Décision de la Cour d’appel qui fait mal aux entreprises : les Villes peuvent maintenant percevoir la taxe foncière sur les équipements

Le 26 mai dernier la Cour suprême du Canada[1] a rejeté la permission d’en appeler la décision de la Cour d’appel[2]. La décision de la Cour d’appel est donc finale et a un impact majeur sur le domaine fiscal municipale touche les équipements des entreprises.

Les deux dossiers mettent en cause la notion d’immobilisation par attache d’un bien meuble au sens de l’article 1 de la Loi sur la fiscalité municipale[3] (ci-après « LFM »).
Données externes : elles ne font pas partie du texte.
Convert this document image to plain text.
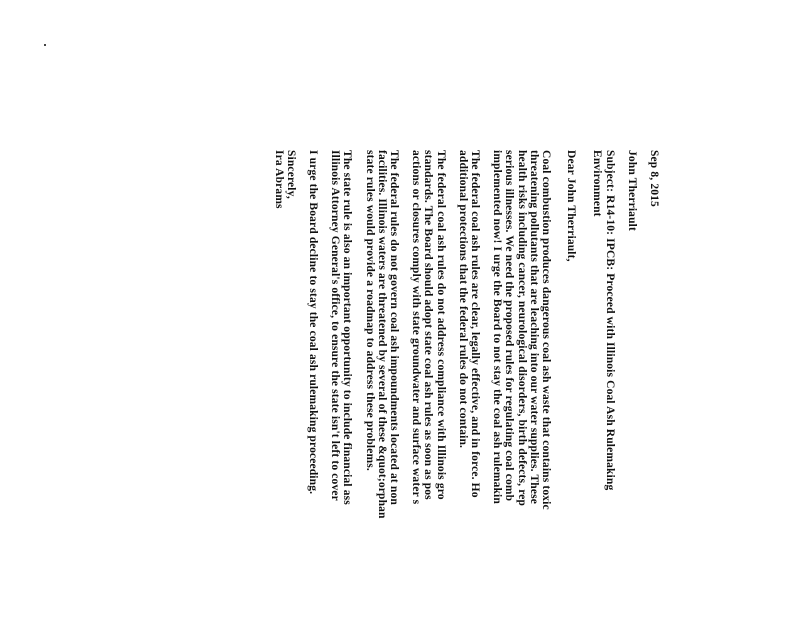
Sep 8, 2015
John Therriault
Subject: R14-10: IPCB: Proceed with Illinois Coal Ash Rulemaking
Environment
Dear John Therriault,
Coal combustion produces dangerous coal ash waste that contains toxic
threatening pollutants that are leaching into our water supplies. These
health risks including cancer, neurological disorders, birth defects, rep
serious illnesses. We need the proposed rules for regulating coal comb
implemented now! I urge the Board to not stay the coal ash rulemakin
The federal coal ash rules are clear, legally effective, and in force. Ho
additional protections that the federal rules do not contain.
The federal coal ash rules do not address compliance with Illinois gro
standards. The Board should adopt state coal ash rules as soon as pos
actions or closures comply with state groundwater and surface water s
The federal rules do not govern coal ash impoundments located at non
facilities. Illinois waters are threatened by several of these &quot;orphan
state rules would provide a roadmap to address these problems.
The state rule is also an important opportunity to include financial ass
Illinois Attorney General's office, to ensure the state isn't left to cover
I urge the Board decline to stay the coal ash rulemaking proceeding.
Sincerely,
Ira Abrams
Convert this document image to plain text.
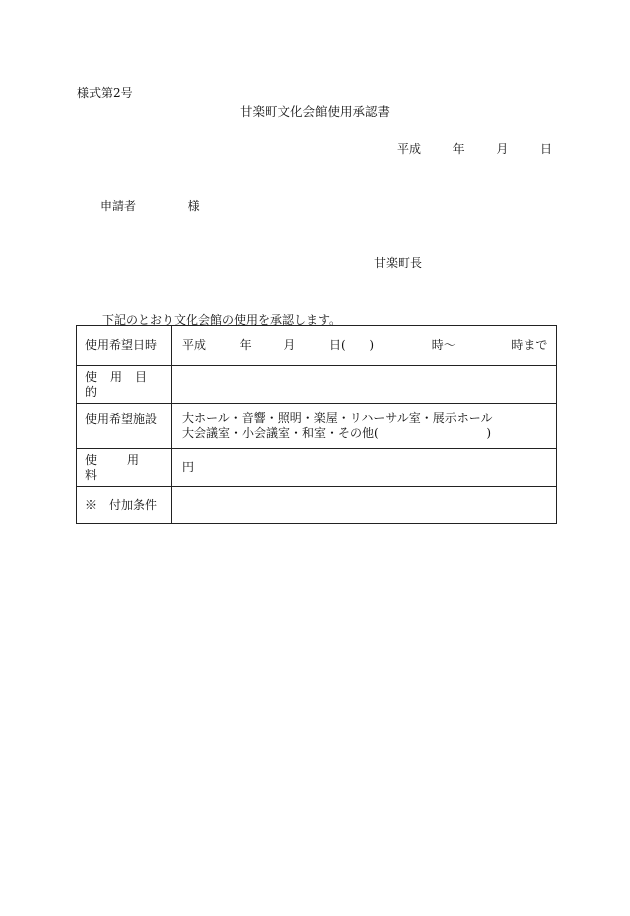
様式第2号
甘楽町文化会館使用承認書
平成	年	月	日
申請者	様
甘楽町長
下記のとおり文化会館の使用を承認します。
使用希望日時	平成 年 月 日( ) 時〜 時まで

使用目的	
使用希望施設	大ホール・音響・照明・楽屋・リハーサル室・展示ホール
大会議室・小会議室・和室・その他( )

使用料	円
※　付加条件	
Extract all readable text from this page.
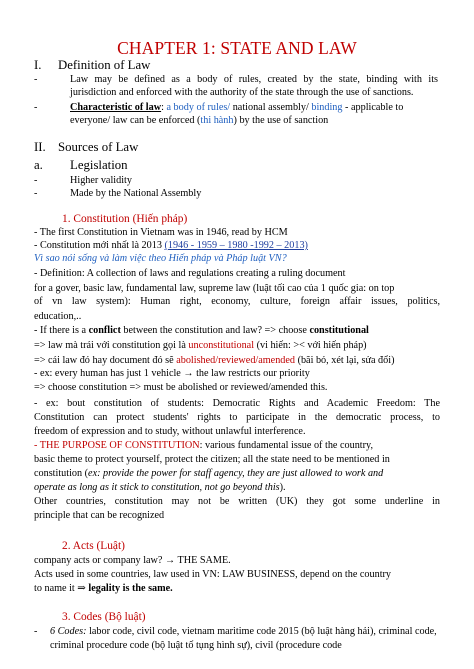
CHAPTER 1: STATE AND LAW
I. Definition of Law
-	Law may be defined as a body of rules, created by the state, binding with its
jurisdiction and enforced with the authority of the state through the use of sanctions.
-	Characteristic of law: a body of rules/ national assembly/ binding - applicable to
everyone/ law can be enforced (thi hành) by the use of sanction
II. Sources of Law
a. Legislation
-	Higher validity
-	Made by the National Assembly
1. Constitution (Hiến pháp)
- The first Constitution in Vietnam was in 1946, read by HCM
- Constitution mới nhất là 2013 (1946 - 1959 – 1980 -1992 – 2013)
Vì sao nói sống và làm việc theo Hiến pháp và Pháp luật VN?
- Definition: A collection of laws and regulations creating a ruling document
for a gover, basic law, fundamental law, supreme law (luật tối cao của 1 quốc gia: on top
of vn law system): Human right, economy, culture, foreign affair issues, politics,
education,..
- If there is a conflict between the constitution and law? => choose constitutional
=> law mà trái với constitution gọi là unconstitutional (vi hiến: >< với hiến pháp)
=> cái law đó hay document đó sẽ abolished/reviewed/amended (bãi bỏ, xét lại, sửa đổi)
- ex: every human has just 1 vehicle → the law restricts our priority
=> choose constitution => must be abolished or reviewed/amended this.
- ex: bout constitution of students: Democratic Rights and Academic Freedom: The
Constitution can protect students' rights to participate in the democratic process, to
freedom of expression and to study, without unlawful interference.
- THE PURPOSE OF CONSTITUTION: various fundamental issue of the country,
basic theme to protect yourself, protect the citizen; all the state need to be mentioned in
constitution (ex: provide the power for staff agency, they are just allowed to work and
operate as long as it stick to constitution, not go beyond this).
Other countries, constitution may not be written (UK) they got some underline in
principle that can be recognized
2. Acts (Luật)
company acts or company law? → THE SAME.
Acts used in some countries, law used in VN: LAW BUSINESS, depend on the country
to name it ⇒ legality is the same.
3. Codes (Bộ luật)
- 6 Codes: labor code, civil code, vietnam maritime code 2015 (bộ luật hàng hải), criminal code,
criminal procedure code (bộ luật tố tụng hình sự), civil (procedure code
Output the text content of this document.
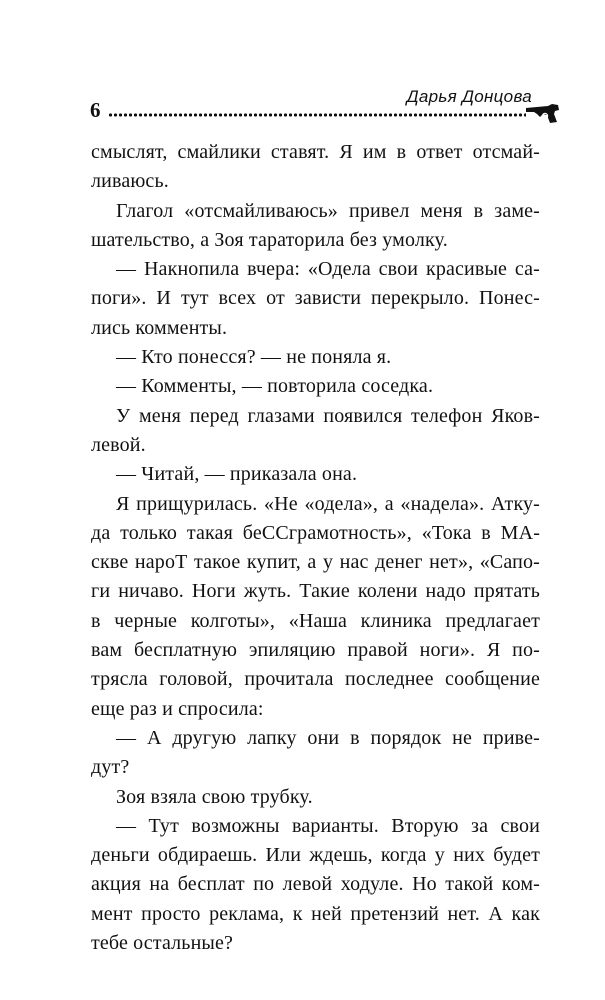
6
Дарья Донцова
смыслят, смайлики ставят. Я им в ответ отсмай-
ливаюсь.
Глагол «отсмайливаюсь» привел меня в заме-
шательство, а Зоя тараторила без умолку.
— Накнопила вчера: «Одела свои красивые са-
поги». И тут всех от зависти перекрыло. Понес-
лись комменты.
— Кто понесся? — не поняла я.
— Комменты, — повторила соседка.
У меня перед глазами появился телефон Яков-
левой.
— Читай, — приказала она.
Я прищурилась. «Не «одела», а «надела». Атку-
да только такая беССграмотность», «Тока в МА-
скве нароТ такое купит, а у нас денег нет», «Сапо-
ги ничаво. Ноги жуть. Такие колени надо прятать
в черные колготы», «Наша клиника предлагает
вам бесплатную эпиляцию правой ноги». Я по-
трясла головой, прочитала последнее сообщение
еще раз и спросила:
— А другую лапку они в порядок не приве-
дут?
Зоя взяла свою трубку.
— Тут возможны варианты. Вторую за свои
деньги обдираешь. Или ждешь, когда у них будет
акция на бесплат по левой ходуле. Но такой ком-
мент просто реклама, к ней претензий нет. А как
тебе остальные?
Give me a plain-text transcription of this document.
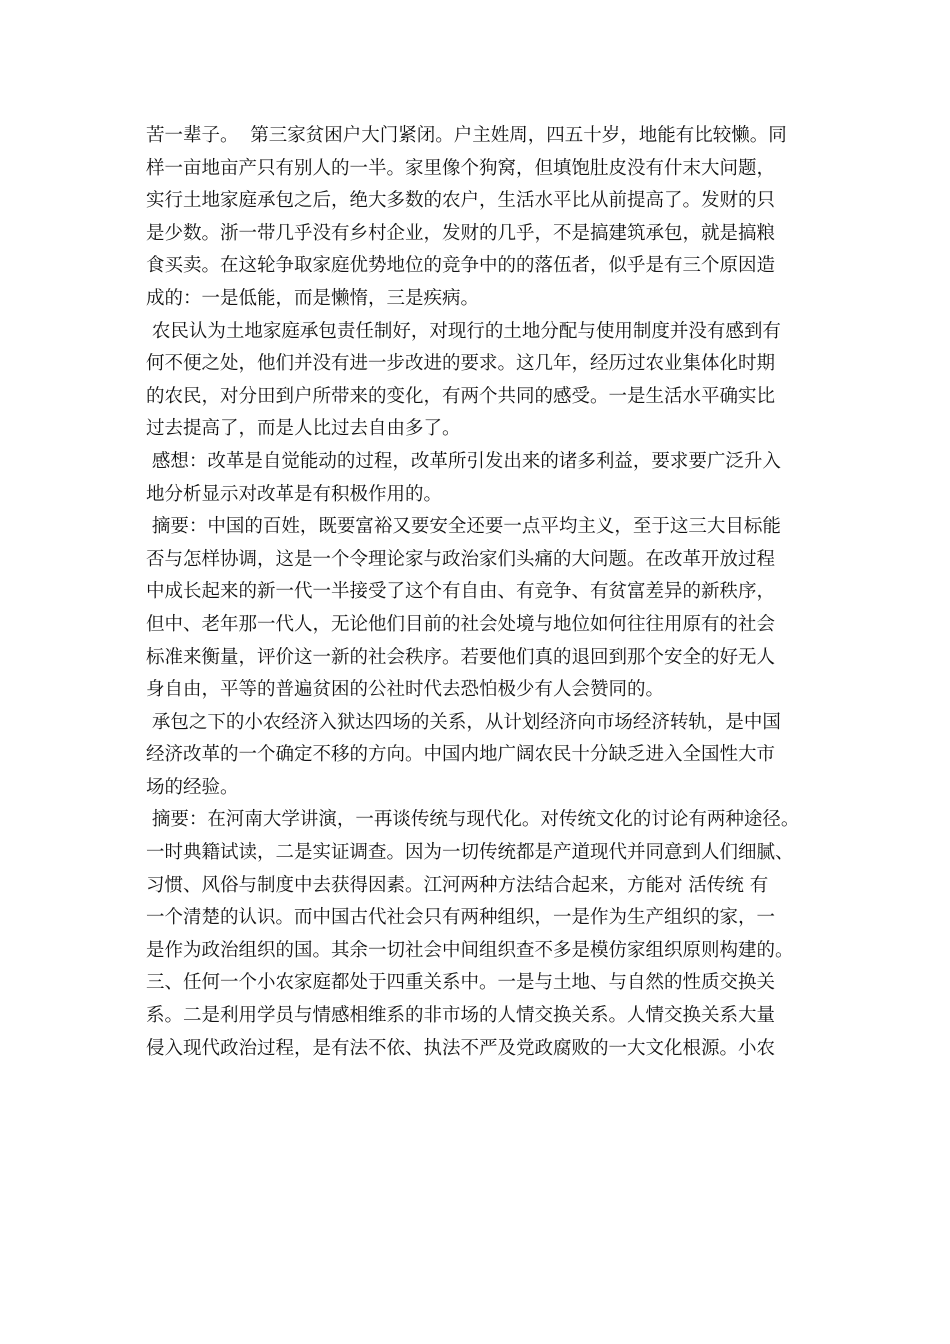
苦一辈子。  第三家贫困户大门紧闭。户主姓周，四五十岁，地能有比较懒。同
样一亩地亩产只有别人的一半。家里像个狗窝，但填饱肚皮没有什末大问题，
实行土地家庭承包之后，绝大多数的农户，生活水平比从前提高了。发财的只
是少数。浙一带几乎没有乡村企业，发财的几乎，不是搞建筑承包，就是搞粮
食买卖。在这轮争取家庭优势地位的竞争中的的落伍者，似乎是有三个原因造
成的：一是低能，而是懒惰，三是疾病。
农民认为土地家庭承包责任制好，对现行的土地分配与使用制度并没有感到有
何不便之处，他们并没有进一步改进的要求。这几年，经历过农业集体化时期
的农民，对分田到户所带来的变化，有两个共同的感受。一是生活水平确实比
过去提高了，而是人比过去自由多了。
感想：改革是自觉能动的过程，改革所引发出来的诸多利益，要求要广泛升入
地分析显示对改革是有积极作用的。
摘要：中国的百姓，既要富裕又要安全还要一点平均主义，至于这三大目标能
否与怎样协调，这是一个令理论家与政治家们头痛的大问题。在改革开放过程
中成长起来的新一代一半接受了这个有自由、有竞争、有贫富差异的新秩序，
但中、老年那一代人，无论他们目前的社会处境与地位如何往往用原有的社会
标准来衡量，评价这一新的社会秩序。若要他们真的退回到那个安全的好无人
身自由，平等的普遍贫困的公社时代去恐怕极少有人会赞同的。
承包之下的小农经济入狱达四场的关系，从计划经济向市场经济转轨，是中国
经济改革的一个确定不移的方向。中国内地广阔农民十分缺乏进入全国性大市
场的经验。
摘要：在河南大学讲演，一再谈传统与现代化。对传统文化的讨论有两种途径。
一时典籍试读，二是实证调查。因为一切传统都是产道现代并同意到人们细腻、
习惯、风俗与制度中去获得因素。江河两种方法结合起来，方能对 活传统 有
一个清楚的认识。而中国古代社会只有两种组织，一是作为生产组织的家，一
是作为政治组织的国。其余一切社会中间组织查不多是模仿家组织原则构建的。
三、任何一个小农家庭都处于四重关系中。一是与土地、与自然的性质交换关
系。二是利用学员与情感相维系的非市场的人情交换关系。人情交换关系大量
侵入现代政治过程，是有法不依、执法不严及党政腐败的一大文化根源。小农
Dans les deux cas, il s’agissait de déterminer si des équipements servant à l’hébergement de serveurs informatiques sont des meubles « attachés à demeure » à l’immeuble dans lequel ils se trouvent.

Le Locoshop Angus, qui loue une partie de son espace à Ubisoft, se bat depuis 2012 pour empêcher la Ville de Montréal de taxer l’équipement installé par son locataire et d’augmenter la valeur foncière de son immeuble.

Locoshop Angus désirait porter la décision en Cour suprême, mais leur demande d’autorisation d’appel à la Cour suprême a été rejetée le 26 mai dernier.

La décision de la Cour d’appel étant finale, elle a donc pour effet de faire doubler ou tripler du jour au lendemain la valeur foncière des immeubles commerciaux touchés – et le compte de taxes aussi, comme le constatent déjà certains propriétaires d’immeubles qui abritent des équipements de toutes sortes.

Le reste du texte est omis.